Reverse --store efficiently in command line?

I know I can use -d and --unwrap on .gpgs created with --store, but using either takes like 10 times the amount of time it took to --store the file. I feel like there should be a reverse of --store, but I can’t find how.

Hi @baeduk,

can you be more explicit about your use case with --store?

BTW, if you do not get a good answer here, another good place for in depth GnuPG questions is the gnupg-users@ mailinglist, see GnuPG - Mailing lists .

Regards,
Bernhard

If I run --store on a file, such as a.bin, it makes a a.bin.gpg very quickly. If I -d or --unwrap a.bin.gpg, it takes a lot longer. If a.bin is 1gb, for example, --store will take .7 seconds, but --unwrap or -d to take it back out takes like 30 seconds. I can do a similar thing with 7-Zip, where I can tell it to make an unencrypted, uncompressed .zip, then it will unwrap it just as fast as it made it. But GPG sits and works through the file for 10x longer than it takes to --store it in the first place.

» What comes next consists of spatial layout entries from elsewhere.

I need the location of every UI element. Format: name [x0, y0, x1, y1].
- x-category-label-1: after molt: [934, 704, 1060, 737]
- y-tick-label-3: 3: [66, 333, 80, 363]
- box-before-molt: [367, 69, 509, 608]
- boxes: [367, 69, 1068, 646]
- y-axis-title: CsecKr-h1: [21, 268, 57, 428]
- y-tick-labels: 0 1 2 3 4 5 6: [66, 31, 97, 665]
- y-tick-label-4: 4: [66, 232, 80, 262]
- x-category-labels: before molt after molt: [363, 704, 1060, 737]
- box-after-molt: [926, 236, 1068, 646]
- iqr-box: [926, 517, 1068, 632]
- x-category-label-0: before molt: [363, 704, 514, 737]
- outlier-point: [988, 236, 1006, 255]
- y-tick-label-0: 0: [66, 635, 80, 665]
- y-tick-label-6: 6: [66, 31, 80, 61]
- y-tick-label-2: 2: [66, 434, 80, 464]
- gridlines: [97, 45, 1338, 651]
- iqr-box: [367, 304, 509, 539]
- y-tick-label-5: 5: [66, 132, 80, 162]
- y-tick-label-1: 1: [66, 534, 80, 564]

To simplify: if you --store a file, how would you get the original file back out of the .gpg? I’m just checking if -d or --unwrap are not the right commands for undoing a --store file.

According to the manual and some poking in the code I think that “–decrypt” aka -d is the command to “un-store” a file. --unwrap is a special version that keeps the OpenPGP data structure.